Equity-Based Pricing: Enhancing Value in Primary Care through Socioeconomic Considerations

By João L. Carapinha

January 15, 2026

equity-based pricing

Embedding Equity in Primary Care Incentives

In the English National Health Service (NHS), equity-based pricing offers a promising way to refine value-based mechanisms like the Quality and Outcomes Framework (QOF), a pay-for-performance scheme for primary care. This approach, drawing on distributional cost-effectiveness analysis (DCEA) and contract theory, simulates adjustments to reimbursement prices for influenza vaccination and diabetes education, for example. These changes aim to balance total health gains against their distribution across deprivation levels, measured by the Index of Multiple Deprivation (IMD) quintiles, using the Equally Distributed Equivalent (EDE) index to evaluate trade-offs under different inequality aversion levels (ε), from pure efficiency (ε=0) to strong equity focus.

Uniform Pricing’s Hidden Inequities

Uniform pay-for-performance pricing often overlooks socioeconomic health gradients, with deprived groups (e.g., IMD1) gaining fewer quality-adjusted life-years (QALYs) from interventions like vaccinations due to baseline disparities. For example, a simulated 20% price hike for diabetes influenza vaccination (QOF indicator DM018, from £3.55 to £4.27 per patient), offset by a 6.7% cut in structured education referrals (DM014, from £181.86 to £169.67), projects 1,865 net QALYs across England at a £15,000 per QALY threshold. Yet benefits tilt toward less deprived areas (+440 QALYs in IMD5 vs. +242 in IMD1), increasing inequalities, though EDE stays positive even at high ε (>50), showing efficiency’s edge here.

Resource Shifts Across Conditions

Extending DCEA, another simulation reallocates from chronic obstructive pulmonary disease (COPD) vaccination (COPD007, down 9.8% to £18.14) to diabetes vaccination, delivering +1,771 net QALYs but widening gaps, with EDE improvements under realistic ε values. A deprivation-differentiated scenario—20% price boost for IMD1 diabetes vaccination, funded by a 28.3% IMD5 cut—trims total health by 309 QALYs but boosts equity for lower socioeconomic status groups, yielding EDE gains at ε ≥ 3.3, matching UK estimates. Backed by Clinical Practice Research Datalink (CPRD) Aurum data from 300 practices, this reveals price elasticities (0.15-0.17, deprivation-varying) and IMD-adjusted QALYs (e.g., 0.010-0.019 for COPD vaccination) as key drivers, highlighting equity-based pricing’s role in curbing under-provision in deprived zones.

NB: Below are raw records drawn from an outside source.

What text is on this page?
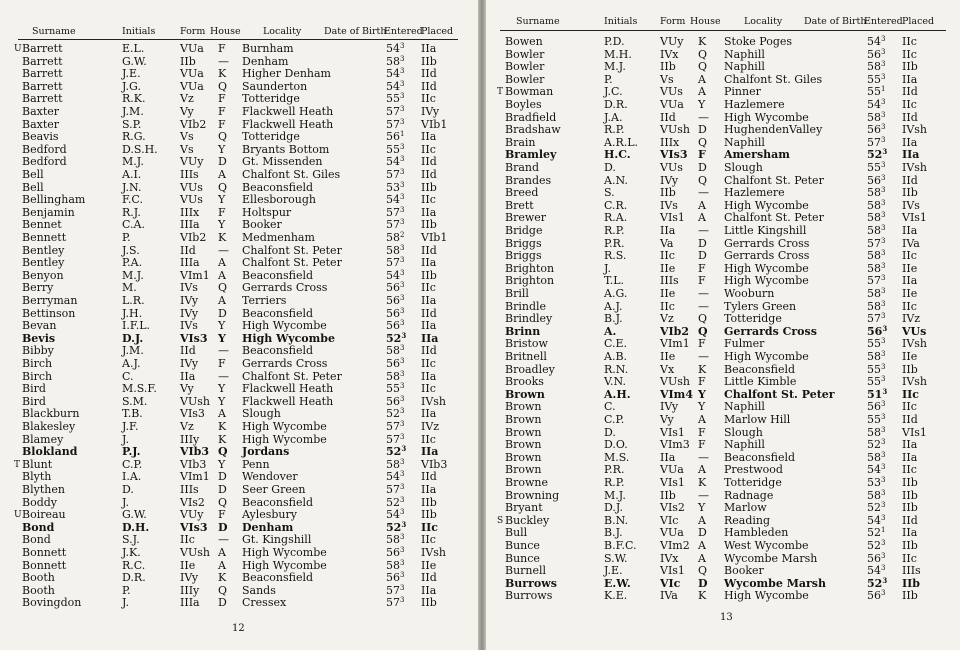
Surname	Initials	Form House Locality Date of Birth
Entered
Placed
U Barrett	E.L.	VUa F Burnham	$54^3$ IIa
Barrett	G.W.	IIb — Denham	$58^3$ IIb
Barrett	J.E.	VUa K Higher Denham	$54^3$ IId
Barrett	J.G.	VUa Q Saunderton	$54^3$ IId
Barrett	R.K.	Vz F Totteridge	$55^3$ IIc
Baxter	J.M.	Vy F Flackwell Heath	$57^3$ IVy
Baxter	S.P.	VIb2 F Flackwell Heath	$57^3$ VIb1
Beavis	R.G.	Vs Q Totteridge	$56^1$ IIa
Bedford	D.S.H. Vs Y Bryants Bottom	$55^3$ IIc
Bedford	M.J.	VUy D Gt. Missenden	$54^3$ IId
Bell	A.I.	IIIs A Chalfont St. Giles	$57^3$ IId
Bell	J.N.	VUs Q Beaconsfield	$53^3$ IIb
Bellingham	F.C.	VUs Y Ellesborough	$54^3$ IIc
Benjamin	R.J.	IIIx F Holtspur	$57^3$ IIa
Bennet	C.A.	IIIa Y Booker	$57^3$ IIb
Bennett	P.	VIb2 K Medmenham	$58^2$ VIb1
Bentley	J.S.	IId — Chalfont St. Peter	$58^3$ IId
Bentley	P.A.	IIIa A Chalfont St. Peter	$57^3$ IIa
Benyon	M.J.	VIm1 A Beaconsfield	$54^3$ IIb
Berry	M.	IVs Q Gerrards Cross	$56^3$ IIc
Berryman	L.R.	IVy A Terriers	$56^3$ IIa
Bettinson	J.H.	IVy D Beaconsfield	$56^3$ IId
Bevan	I.F.L.	IVs Y High Wycombe	$56^3$ IIa
Bevis	D.J.	VIs3 Y High Wycombe	$52^3$ IIa
Bibby	J.M.	IId — Beaconsfield	$58^3$ IId
Birch	A.J.	IVy F Gerrards Cross	$56^3$ IIc
Birch	C.	IIa — Chalfont St. Peter	$58^3$ IIa
Bird	M.S.F. Vy Y Flackwell Heath	$55^3$ IIc
Bird	S.M.	VUsh Y Flackwell Heath	$56^3$ IVsh
Blackburn	T.B.	VIs3 A Slough	$52^3$ IIa
Blakesley	J.F.	Vz K High Wycombe	$57^3$ IVz
Blamey	J.	IIIy K High Wycombe	$57^3$ IIc
Blokland	P.J.	VIb3 Q Jordans	$52^3$ IIa
T Blunt	C.P.	VIb3 Y Penn	$58^3$ VIb3
Blyth	I.A.	VIm1 D Wendover	$54^3$ IId
Blythen	D.	IIIs D Seer Green	$57^3$ IIa
Boddy	J.	VIs2 Q Beaconsfield	$52^3$ IIb
U Boireau	G.W.	VUy F Aylesbury	$54^3$ IIb
Bond	D.H.	VIs3 D Denham	$52^3$ IIc
Bond	S.J.	IIc — Gt. Kingshill	$58^3$ IIc
Bonnett	J.K.	VUsh A High Wycombe	$56^3$ IVsh
Bonnett	R.C.	IIe A High Wycombe	$58^3$ IIe
Booth	D.R.	IVy K Beaconsfield	$56^3$ IId
Booth	P.	IIIy Q Sands	$57^3$ IIa
Bovingdon	J.	IIIa D Cressex	$57^3$ IIb
12
Surname	Initials Form House Locality Date of Birth
Entered Placed
Bowen	P.D.	VUy K Stoke Poges	$54^3$ IIc
Bowler	M.H.	IVx Q Naphill	$56^3$ IIc
Bowler	M.J.	IIb Q Naphill	$58^3$ IIb
Bowler	P.	Vs A Chalfont St. Giles	$55^3$ IIa
T Bowman	J.C.	VUs A Pinner	$55^1$ IId
Boyles	D.R.	VUa Y Hazlemere	$54^3$ IIc
Bradfield	J.A.	IId — High Wycombe	$58^3$ IId
Bradshaw	R.P.	VUsh D HughendenValley	$56^3$ IVsh
Brain	A.R.L. IIIx Q Naphill	$57^3$ IIa
Bramley	H.C.	VIs3 F Amersham	$52^3$ IIa
Brand	D.	VUs D Slough	$55^3$ IVsh
Brandes	A.N.	IVy Q Chalfont St. Peter	$56^3$ IId
Breed	S.	IIb — Hazlemere	$58^3$ IIb
Brett	C.R.	IVs A High Wycombe	$58^3$ IVs
Brewer	R.A.	VIs1 A Chalfont St. Peter	$58^3$ VIs1
Bridge	R.P.	IIa — Little Kingshill	$58^3$ IIa
Briggs	P.R.	Va D Gerrards Cross	$57^3$ IVa
Briggs	R.S.	IIc D Gerrards Cross	$58^3$ IIc
Brighton	J.	IIe F High Wycombe	$58^3$ IIe
Brighton	T.L.	IIIs F High Wycombe	$57^3$ IIa
Brill	A.G.	IIe — Wooburn	$58^3$ IIe
Brindle	A.J.	IIc — Tylers Green	$58^3$ IIc
Brindley	B.J.	Vz Q Totteridge	$57^3$ IVz
Brinn	A.	VIb2 Q Gerrards Cross	$56^3$ VUs
Bristow	C.E.	VIm1 F Fulmer	$55^3$ IVsh
Britnell	A.B.	IIe — High Wycombe	$58^3$ IIe
Broadley	R.N.	Vx K Beaconsfield	$55^3$ IIb
Brooks	V.N.	VUsh F Little Kimble	$55^3$ IVsh
Brown	A.H.	VIm4 Y Chalfont St. Peter	$51^3$ IIc
Brown	C.	IVy Y Naphill	$56^3$ IIc
Brown	C.P.	Vy A Marlow Hill	$55^3$ IId
Brown	D.	VIs1 F Slough	$58^3$ VIs1
Brown	D.O.	VIm3 F Naphill	$52^3$ IIa
Brown	M.S.	IIa — Beaconsfield	$58^3$ IIa
Brown	P.R.	VUa A Prestwood	$54^3$ IIc
Browne	R.P.	VIs1 K Totteridge	$53^3$ IIb
Browning	M.J.	IIb — Radnage	$58^3$ IIb
Bryant	D.J.	VIs2 Y Marlow	$52^3$ IIb
S Buckley	B.N.	VIc A Reading	$54^3$ IId
Bull	B.J.	VUa D Hambleden	$52^1$ IIa
Bunce	B.F.C. VIm2 A West Wycombe	$52^3$ IIb
Bunce	S.W.	IVx A Wycombe Marsh	$56^3$ IIc
Burnell	J.E.	VIs1 Q Booker	$54^3$ IIIs
Burrows	E.W.	VIc D Wycombe Marsh	$52^3$ IIb
Burrows	K.E.	IVa K High Wycombe	$56^3$ IIb
13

Quantifying Trade-Offs for HEOR Impact

HEOR advancements in socioeconomic trade-offs for P4P as possible, where QOF’s process focus ignores SES, sustaining inequalities. Equity-based pricing via DCEA could enable differential rates, like higher IMD1 reimbursements for high-burden tasks, preserving efficiency—as in Simulation 3’s EDE at ε=3.5—echoing NHS goals under the Health and Social Care Act 2012 for reducing deprivation in diabetes or COPD outcomes.

In value-based evolution terms (e.g., NICE’s equity appraisals), EDE integration might optimize global budgets, equitably handling costs and aiding therapies for underserved groups. Limitations like multimorbidity data gaps stress better CPRD linkages for SES tracking.